I hugged our doctor, and we paraded out to the playroom and then nearly immediately to the day hospital. They were ready with G’s chemo.

I seriously felt so shocked, shock, too, has mass, like you are inside a giant balloon…G was planning an immediate pizza party and inviting Dr. B for good Jersey pizza, Dave and I started texting…

And then the shockwave continued, sharing that news, sharing it with our families who knew, who really knew how bad things were, and with our close friends…the shockwave of everyone who expected the worst in that text, and instead got “THE TUMOR IS DRAMATICALLY SMALLER!’…it was humbling and beautiful and scary and a treasure. I just …

There are no words.

Which is a funny thing to say 5 pages into a story, but you know what I mean. I don’t know how to describe that feeling, of feeling the bounce back from everyone literally hitting the ceiling wherever they were, rejoicing for my little girl, our family, this blessing, this miracle of science…

Our doctor joked that she was going to come back and check on me, because I was so boggled. No joke, I was.

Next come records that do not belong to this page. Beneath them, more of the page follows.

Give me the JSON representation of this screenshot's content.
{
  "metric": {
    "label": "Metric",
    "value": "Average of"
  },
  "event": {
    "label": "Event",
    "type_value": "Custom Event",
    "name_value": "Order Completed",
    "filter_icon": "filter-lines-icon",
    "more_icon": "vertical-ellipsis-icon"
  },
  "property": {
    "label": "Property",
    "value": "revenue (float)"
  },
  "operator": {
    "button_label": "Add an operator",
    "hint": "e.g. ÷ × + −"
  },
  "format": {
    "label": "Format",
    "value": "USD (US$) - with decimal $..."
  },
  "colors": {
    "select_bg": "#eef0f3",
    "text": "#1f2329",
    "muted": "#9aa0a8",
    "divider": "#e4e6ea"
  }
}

G slept through most of her chemo, we texted and texted, I called up to Rosie’s camp and cried with the nurse there over our good news (she went to find Rosie for me), and then when G was done we headed home…and my sisters met us with Costco cake and pink champagne, and we rejoiced and cried and just rejoiced, and we toasted The Scan That Did Not Suck.

I did make my dentist appointment already, and I am trying to find a doctor for my other appointments. I am trying, trying so hard to make this reprieve count, to be the mom I need to be for G, the mom I used to be…to make our home less yikes, to make our family be more like it used to be. I am trying to to let new anxieties creep into the space left by that pre-scan terror. Rosie scans next week, so I do have some legit worries on tap, but… We have time, and time equals hope, and we are so grateful for both.



So that is our scan day story. This is rough, but I had to write it down so we do not forget the Day we Had a Miracle.